The CIA were supporting the jihadists until 1991 ish (After Soviet union), they even gave them textbooks!
“Look how that turned out” is a reference to the fact that after the soviets left the jihadists in power then targeted Americans, specifically on 9/11
-
In the twilight of the Cold War, the United States spent millions of dollars to supply Afghan schoolchildren with textbooks filled with violent images and militant Islamic teachings, part of covert attempts to spur resistance to the Soviet occupation.
The primers, which were filled with talk of jihad and featured drawings of guns, bullets, soldiers and mines, have served since then as the Afghan school systems core curriculum. Even the Taliban used the American-produced books, though the radical movement scratched out human faces in keeping with its strict fundamentalist code.
-
Look how that turned out is a reference to the fact that after the soviets left the jihadists in power then targeted Americans, specifically on 9/11”
Incorrect. The statement shows ignorance of history by Paul.
First of all, we supported a “Northern Alliance” of Afghans. Afghans being the important word. The Taliban are a group consisting of foreigners, primarily. We never supported the outside jihadists..
In fact, a guy named Massoud, who was the leader of the Afghans we supported was assasinated by either a foreign Taliban or Al Qeada spy, a few months prior to 9-11.
9-11 had nothing to do with the Afgans we supported.
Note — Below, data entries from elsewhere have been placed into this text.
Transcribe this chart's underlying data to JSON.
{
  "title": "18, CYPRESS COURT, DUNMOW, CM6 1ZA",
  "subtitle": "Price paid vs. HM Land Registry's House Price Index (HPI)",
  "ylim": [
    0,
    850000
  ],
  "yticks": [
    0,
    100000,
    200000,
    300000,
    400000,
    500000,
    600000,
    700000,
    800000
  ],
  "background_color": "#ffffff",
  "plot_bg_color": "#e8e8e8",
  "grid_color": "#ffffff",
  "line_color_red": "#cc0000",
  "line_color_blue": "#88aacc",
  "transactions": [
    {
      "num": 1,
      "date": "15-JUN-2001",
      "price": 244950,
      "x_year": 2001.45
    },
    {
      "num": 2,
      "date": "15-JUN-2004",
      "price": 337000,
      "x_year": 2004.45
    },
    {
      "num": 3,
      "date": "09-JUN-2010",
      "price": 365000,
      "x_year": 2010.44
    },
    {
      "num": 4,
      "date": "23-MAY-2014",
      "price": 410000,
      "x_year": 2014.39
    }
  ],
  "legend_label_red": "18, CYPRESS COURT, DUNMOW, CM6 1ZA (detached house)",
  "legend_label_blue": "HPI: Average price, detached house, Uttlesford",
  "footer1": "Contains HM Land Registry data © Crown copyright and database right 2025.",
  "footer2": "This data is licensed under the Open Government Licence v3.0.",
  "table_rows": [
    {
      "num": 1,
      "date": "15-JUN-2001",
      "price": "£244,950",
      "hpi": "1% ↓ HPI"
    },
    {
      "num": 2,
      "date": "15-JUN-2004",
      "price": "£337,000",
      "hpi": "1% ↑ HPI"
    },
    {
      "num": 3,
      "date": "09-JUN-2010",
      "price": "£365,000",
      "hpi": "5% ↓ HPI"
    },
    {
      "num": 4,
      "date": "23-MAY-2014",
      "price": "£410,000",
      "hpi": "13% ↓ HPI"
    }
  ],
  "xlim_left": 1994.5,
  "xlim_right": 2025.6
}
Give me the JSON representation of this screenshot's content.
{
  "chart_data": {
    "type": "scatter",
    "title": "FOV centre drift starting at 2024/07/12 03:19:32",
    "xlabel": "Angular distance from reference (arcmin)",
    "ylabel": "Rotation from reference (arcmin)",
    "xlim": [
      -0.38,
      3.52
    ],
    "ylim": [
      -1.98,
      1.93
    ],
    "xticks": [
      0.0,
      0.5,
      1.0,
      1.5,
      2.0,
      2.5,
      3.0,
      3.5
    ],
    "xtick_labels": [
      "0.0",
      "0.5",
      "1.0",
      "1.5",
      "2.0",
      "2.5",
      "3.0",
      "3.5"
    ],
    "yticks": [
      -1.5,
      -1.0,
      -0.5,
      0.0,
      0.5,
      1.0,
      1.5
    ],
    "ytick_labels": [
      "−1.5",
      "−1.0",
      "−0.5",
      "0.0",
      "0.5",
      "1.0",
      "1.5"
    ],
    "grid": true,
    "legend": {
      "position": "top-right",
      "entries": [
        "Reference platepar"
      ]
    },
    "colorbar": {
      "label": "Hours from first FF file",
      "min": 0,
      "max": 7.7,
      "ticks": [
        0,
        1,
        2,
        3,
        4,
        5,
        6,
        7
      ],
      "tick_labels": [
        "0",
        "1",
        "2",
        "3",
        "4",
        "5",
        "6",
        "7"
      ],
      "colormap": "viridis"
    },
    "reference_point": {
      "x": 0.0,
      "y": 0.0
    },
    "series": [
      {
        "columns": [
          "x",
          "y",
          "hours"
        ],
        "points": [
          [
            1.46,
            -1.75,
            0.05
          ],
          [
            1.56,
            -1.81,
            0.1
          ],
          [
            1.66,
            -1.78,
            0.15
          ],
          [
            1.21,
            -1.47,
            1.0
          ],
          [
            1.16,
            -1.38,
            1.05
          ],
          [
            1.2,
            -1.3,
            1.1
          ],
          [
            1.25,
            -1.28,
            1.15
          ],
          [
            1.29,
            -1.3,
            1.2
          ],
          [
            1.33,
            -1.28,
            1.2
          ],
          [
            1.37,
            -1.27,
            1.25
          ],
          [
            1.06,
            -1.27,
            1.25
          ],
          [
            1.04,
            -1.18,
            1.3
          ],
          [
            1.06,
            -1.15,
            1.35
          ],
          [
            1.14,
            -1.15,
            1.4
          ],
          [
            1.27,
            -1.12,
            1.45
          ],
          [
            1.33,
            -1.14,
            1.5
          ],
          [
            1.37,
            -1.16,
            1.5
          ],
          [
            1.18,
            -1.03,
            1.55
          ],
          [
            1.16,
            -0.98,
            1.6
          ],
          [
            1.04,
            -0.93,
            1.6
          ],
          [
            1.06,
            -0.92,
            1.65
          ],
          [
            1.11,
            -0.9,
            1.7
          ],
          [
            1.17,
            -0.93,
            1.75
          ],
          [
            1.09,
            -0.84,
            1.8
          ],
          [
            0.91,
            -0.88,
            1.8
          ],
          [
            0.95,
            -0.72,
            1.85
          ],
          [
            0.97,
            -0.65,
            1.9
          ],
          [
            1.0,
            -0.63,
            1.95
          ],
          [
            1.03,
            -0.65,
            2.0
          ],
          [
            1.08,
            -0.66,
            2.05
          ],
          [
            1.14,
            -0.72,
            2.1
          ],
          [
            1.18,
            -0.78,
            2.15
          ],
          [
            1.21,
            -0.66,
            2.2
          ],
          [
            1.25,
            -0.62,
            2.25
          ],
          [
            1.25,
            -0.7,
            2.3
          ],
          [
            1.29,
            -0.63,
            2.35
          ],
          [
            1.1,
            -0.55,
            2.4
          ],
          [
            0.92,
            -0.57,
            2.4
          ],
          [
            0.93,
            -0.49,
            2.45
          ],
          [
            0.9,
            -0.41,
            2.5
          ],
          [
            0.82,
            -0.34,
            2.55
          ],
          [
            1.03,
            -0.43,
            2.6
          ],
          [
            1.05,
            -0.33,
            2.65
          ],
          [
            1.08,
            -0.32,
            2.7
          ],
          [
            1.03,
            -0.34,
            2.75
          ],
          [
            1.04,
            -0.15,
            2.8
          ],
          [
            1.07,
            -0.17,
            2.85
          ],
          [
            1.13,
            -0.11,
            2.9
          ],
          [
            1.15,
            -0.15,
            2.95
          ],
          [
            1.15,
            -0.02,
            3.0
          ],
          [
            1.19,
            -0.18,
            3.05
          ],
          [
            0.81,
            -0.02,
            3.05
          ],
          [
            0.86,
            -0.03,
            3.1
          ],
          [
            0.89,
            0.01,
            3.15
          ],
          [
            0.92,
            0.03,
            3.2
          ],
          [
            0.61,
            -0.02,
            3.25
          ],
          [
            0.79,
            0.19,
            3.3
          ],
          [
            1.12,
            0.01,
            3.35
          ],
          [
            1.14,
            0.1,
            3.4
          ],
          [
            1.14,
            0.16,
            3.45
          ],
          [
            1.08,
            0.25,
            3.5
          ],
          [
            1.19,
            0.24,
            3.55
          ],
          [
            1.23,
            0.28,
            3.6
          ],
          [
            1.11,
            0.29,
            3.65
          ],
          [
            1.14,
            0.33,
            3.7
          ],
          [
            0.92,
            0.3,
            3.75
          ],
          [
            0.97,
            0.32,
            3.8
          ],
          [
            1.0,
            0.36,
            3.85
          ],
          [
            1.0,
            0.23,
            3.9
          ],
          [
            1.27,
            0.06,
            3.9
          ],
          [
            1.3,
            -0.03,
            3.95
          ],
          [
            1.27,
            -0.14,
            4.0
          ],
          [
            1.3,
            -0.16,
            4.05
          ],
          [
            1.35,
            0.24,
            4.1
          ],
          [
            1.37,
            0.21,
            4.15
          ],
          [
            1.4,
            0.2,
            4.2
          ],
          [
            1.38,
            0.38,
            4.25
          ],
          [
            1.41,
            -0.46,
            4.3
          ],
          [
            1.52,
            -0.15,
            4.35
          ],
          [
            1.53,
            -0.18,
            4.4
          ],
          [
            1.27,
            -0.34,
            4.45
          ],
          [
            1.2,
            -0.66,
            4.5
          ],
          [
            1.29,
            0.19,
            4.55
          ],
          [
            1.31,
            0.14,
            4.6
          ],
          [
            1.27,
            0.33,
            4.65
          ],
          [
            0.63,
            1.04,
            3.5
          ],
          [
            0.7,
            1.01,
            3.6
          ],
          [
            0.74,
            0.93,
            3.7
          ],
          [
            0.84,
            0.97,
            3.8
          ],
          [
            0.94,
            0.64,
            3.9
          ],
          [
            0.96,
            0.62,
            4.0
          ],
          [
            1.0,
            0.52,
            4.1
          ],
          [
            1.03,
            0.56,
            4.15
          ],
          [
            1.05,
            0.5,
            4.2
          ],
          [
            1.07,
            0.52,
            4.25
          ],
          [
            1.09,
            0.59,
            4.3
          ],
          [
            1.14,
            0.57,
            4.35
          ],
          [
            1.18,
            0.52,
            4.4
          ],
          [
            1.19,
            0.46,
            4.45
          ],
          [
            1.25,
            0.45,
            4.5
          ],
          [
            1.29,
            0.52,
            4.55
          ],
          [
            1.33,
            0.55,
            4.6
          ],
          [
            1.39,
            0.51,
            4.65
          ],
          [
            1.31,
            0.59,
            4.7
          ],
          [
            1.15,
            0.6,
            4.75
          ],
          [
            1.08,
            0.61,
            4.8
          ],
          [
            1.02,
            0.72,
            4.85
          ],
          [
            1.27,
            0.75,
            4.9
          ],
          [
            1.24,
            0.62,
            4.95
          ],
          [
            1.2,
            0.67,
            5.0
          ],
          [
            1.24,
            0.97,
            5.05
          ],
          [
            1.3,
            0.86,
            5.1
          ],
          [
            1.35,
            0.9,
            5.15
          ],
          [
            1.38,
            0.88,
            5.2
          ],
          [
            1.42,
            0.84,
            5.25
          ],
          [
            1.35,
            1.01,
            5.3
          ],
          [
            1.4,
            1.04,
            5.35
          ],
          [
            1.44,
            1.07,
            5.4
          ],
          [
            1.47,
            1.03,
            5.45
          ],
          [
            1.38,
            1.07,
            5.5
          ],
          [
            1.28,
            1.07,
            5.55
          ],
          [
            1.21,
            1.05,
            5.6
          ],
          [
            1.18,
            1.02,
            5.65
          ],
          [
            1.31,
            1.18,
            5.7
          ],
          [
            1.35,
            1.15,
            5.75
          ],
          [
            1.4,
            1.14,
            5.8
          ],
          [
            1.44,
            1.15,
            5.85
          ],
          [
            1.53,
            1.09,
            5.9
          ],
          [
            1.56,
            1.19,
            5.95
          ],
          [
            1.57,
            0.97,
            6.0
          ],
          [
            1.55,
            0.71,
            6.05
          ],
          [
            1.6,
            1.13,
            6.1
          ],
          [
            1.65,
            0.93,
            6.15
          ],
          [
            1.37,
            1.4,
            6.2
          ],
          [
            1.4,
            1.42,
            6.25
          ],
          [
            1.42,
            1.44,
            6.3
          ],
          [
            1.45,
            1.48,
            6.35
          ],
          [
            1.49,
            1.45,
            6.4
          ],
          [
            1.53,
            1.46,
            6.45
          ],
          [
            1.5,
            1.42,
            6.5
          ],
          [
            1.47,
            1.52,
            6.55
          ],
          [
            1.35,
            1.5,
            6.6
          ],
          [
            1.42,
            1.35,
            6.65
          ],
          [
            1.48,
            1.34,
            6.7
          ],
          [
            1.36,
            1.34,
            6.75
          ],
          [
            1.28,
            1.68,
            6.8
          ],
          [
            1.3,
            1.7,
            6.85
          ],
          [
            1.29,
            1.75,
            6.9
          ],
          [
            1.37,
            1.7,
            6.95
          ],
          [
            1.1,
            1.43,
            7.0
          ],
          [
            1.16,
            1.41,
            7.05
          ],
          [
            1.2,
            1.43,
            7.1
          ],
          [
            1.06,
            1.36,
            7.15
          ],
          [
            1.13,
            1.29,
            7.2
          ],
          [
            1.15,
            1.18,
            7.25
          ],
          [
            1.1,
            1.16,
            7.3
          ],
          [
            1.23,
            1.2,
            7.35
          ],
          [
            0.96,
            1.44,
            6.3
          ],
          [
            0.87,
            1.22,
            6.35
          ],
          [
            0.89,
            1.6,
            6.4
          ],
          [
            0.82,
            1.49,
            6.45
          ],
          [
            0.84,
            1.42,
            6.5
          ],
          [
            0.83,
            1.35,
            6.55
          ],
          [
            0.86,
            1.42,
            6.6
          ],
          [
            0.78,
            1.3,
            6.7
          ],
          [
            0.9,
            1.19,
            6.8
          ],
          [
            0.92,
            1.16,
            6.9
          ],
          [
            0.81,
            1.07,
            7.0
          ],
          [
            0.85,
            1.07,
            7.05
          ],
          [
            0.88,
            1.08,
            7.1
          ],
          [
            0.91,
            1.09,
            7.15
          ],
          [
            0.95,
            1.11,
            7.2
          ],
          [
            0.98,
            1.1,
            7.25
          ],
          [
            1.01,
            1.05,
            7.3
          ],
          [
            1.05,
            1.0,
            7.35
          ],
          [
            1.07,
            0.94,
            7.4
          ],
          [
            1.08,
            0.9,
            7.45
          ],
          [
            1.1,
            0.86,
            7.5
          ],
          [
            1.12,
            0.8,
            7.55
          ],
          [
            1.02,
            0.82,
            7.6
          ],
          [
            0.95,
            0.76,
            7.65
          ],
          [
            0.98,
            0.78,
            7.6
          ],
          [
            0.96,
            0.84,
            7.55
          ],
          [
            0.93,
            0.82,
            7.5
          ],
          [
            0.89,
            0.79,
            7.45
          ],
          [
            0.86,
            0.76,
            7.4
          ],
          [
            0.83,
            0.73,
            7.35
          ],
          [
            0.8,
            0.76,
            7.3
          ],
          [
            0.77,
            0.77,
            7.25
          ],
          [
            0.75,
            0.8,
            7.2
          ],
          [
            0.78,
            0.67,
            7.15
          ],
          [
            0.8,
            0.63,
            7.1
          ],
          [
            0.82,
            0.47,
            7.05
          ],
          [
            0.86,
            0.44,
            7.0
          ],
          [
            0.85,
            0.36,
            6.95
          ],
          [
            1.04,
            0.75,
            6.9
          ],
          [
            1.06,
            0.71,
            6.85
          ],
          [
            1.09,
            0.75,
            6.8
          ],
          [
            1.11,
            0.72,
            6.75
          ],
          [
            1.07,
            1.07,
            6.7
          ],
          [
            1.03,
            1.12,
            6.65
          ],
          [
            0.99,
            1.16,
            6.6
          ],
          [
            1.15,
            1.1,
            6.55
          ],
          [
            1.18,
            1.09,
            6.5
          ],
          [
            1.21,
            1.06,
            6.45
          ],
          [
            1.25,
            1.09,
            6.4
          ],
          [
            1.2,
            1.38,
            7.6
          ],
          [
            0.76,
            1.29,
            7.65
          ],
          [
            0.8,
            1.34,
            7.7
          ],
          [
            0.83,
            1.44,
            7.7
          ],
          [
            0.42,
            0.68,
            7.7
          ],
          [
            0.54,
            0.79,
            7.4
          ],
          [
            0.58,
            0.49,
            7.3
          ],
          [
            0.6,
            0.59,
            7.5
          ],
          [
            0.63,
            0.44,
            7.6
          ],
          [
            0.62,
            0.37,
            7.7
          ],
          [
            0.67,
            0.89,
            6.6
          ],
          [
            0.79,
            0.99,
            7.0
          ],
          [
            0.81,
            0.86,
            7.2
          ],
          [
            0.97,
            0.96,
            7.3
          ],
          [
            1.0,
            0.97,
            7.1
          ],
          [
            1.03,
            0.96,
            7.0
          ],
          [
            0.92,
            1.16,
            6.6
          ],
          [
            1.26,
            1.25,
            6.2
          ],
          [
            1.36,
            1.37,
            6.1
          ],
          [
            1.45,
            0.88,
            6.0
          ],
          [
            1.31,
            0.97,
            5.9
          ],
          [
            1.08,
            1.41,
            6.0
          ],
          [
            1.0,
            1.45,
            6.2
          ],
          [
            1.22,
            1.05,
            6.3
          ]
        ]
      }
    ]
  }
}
Actually, even the Taliban were only indirectly involved in allowing the AQ faction to base and train in Afghanistan.
-
They supported the mujahideen, and the mujahideen even sent a small contingent to the 1991 Gulf War. But few in the West were referring to those groups as "Jihadists" from the early '80s during the Soviet invasion of Afghanistan to the early '90s. They were the mujahideen in those days.
Jihadist is a fairly recent term in Western vocabularies used to refer to Islamic fighters, and it still is not used by our State Department. They mostly used specific names like Al Qaeda or other less general terms than "Jihadists". And we still get the PC definition of "Jihadists" as only some inner religious struggle engaged in by Muslims.
To throw the "Jihadists" term back on the mujahideen the US supported against the Soviet invasion of Afghanistan is getting pretty loose with the facts, or the common use of terms to describe Muslim fighters of various eras.